Binary & Two's Complement

Binary & two's complement

The mental model behind every bitwise problem. Read once, then the idioms in cheatsheet.md make sense.

Reading binary (unsigned)

Binary is base-2 positional notation. Each bit is a power of 2, counting right to left from 2^0:

0b1011  =  1·2³ + 0·2² + 1·2¹ + 1·2⁰  =  8 + 0 + 2 + 1  =  11
           bit3   bit2   bit1   bit0

• Bit 0 (rightmost) = least significant bit (LSB), worth 1 — decides odd/even.
• Leftmost = most significant bit (MSB), worth the most.
• 0b is Python's binary literal prefix: 0b1011 == 11.
• n bits cover the range 0 .. 2^n - 1. One byte (8 bits) → 0..255.

bin(11)            # '0b1011'   (string, with prefix)
int('1011', 2)     # 11         (parse base-2 string)
format(11, 'b')    # '1011'     (no prefix)
format(11, '08b')  # '00001011' (zero-padded to 8 wide)

x << 1   # append a 0 bit  → ×2       0b1011 (11) → 0b10110 (22)
x >> 1   # drop last bit   → //2      0b1011 (11) → 0b101   (5, floor)
x << k   # ×2^k
x >> k   # //2^k  (floor division)

Two's complement (signed, fixed width)

To store negatives in a fixed number of bits, hardware uses two's complement. In an n-bit system the top bit carries the sign (0 = non-negative, 1 = negative), and to negate a value you flip all bits, then add 1.

8-bit, building -5:

 5 = 00000101
flip 11111010
 +1  11111011   = -5

Why flip-and-add-1: it makes ordinary binary addition produce the right answer. 5 + (-5) should be 0:

  00000101   (5)
+ 11111011   (-5)
= 100000000  → the 9th bit overflows out of 8 bits → 00000000 = 0  ✓

Reading a negative value back: the MSB has a negative weight, the rest stay positive.

11111011 = -2⁷ + 2⁶ + 2⁵ + 2⁴ + 2³ + 2¹ + 2⁰
         = -128 + 64 + 32 + 16 + 8 + 2 + 1 = -5

Range of n-bit two's complement is -2^(n-1) .. 2^(n-1) - 1 — asymmetric (one extra negative). 8 bits → -128..127; 32 bits → -2147483648 .. 2147483647.

Python's twist: infinite-width two's complement

Python ints are arbitrary precision, so there's no fixed width to flip within. The model is infinite two's complement:

• non-negative → infinitely many leading 0s: 5 = ...00000101
• negative → infinitely many leading 1s: -5 = ...11111011

Bitwise ops behave as if the sign bit extends forever:

-1          # ...11111111   (all ones)
-1 & 0xFF   # 255   — mask 8 bits out of the infinite ones
-1 >> 1     # -1    — arithmetic shift; sign extends, stays all ones
~5          # -6    — flip every bit
~0          # -1

The identity worth memorizing: ~n == -n - 1.

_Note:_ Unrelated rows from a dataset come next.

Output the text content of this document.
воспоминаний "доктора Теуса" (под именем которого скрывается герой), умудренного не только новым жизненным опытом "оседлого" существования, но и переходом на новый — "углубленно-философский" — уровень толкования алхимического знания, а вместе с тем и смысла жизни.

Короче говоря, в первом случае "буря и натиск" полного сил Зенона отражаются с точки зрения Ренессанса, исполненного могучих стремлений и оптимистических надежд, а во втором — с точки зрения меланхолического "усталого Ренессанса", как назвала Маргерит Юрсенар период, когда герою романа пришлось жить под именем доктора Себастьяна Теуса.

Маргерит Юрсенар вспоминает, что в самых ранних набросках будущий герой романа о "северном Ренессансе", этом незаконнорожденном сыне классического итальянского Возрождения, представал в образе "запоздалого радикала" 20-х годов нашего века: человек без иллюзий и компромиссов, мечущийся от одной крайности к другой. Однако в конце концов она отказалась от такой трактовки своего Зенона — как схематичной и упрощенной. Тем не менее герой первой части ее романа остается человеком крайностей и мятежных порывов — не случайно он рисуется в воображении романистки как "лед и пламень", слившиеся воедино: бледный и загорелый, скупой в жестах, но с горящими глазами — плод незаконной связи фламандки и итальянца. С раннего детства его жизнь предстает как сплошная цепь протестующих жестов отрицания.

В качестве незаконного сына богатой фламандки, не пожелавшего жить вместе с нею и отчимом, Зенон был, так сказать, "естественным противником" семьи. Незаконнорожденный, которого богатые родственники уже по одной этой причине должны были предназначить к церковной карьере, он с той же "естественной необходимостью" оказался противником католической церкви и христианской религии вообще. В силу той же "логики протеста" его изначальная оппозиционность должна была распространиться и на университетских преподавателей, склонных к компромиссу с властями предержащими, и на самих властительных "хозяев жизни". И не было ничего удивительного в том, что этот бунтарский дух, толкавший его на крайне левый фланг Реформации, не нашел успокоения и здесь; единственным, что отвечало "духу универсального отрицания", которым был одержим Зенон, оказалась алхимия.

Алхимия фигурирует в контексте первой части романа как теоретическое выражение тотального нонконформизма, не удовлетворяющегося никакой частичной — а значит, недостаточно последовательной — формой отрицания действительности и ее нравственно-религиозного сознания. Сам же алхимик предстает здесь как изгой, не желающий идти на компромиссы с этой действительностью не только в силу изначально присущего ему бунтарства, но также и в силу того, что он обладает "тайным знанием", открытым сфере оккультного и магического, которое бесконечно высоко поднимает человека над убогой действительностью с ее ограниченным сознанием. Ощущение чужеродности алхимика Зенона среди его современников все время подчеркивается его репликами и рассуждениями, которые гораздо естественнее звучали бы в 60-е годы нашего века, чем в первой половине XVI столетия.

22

bin() of a negative lies to you

bin() does NOT print two's complement — it prints sign-magnitude, a minus sign glued to the magnitude's bits:

bin(5)    # '0b101'
bin(-5)   # '-0b101'   ← NOT the ...11111011 pattern that & | ^ actually operate on

So a negative's display and its bitwise behavior disagree — the classic trap. To see the true fixed-width pattern, mask first:

bin(-5 & 0xFF)   # '0b11111011'  — the real 8-bit two's complement

Masking to fixed width — when LC forces it

Problems that say "32-bit signed integer" can break a naive bit loop, because on a negative the leading 1s never run out:

while n:            # n = -1 → -1 >> 1 is still -1 → INFINITE LOOP
    count += n & 1
    n >>= 1

Mask into 32 bits first — now it's finite, non-negative, and you're treating the bits as the unsigned representation:

n &= 0xFFFFFFFF     # 32 one-bits; loop now terminates after ≤32 iterations

To re-interpret a 32-bit result as signed afterward: if bit 31 is set, subtract 2**32.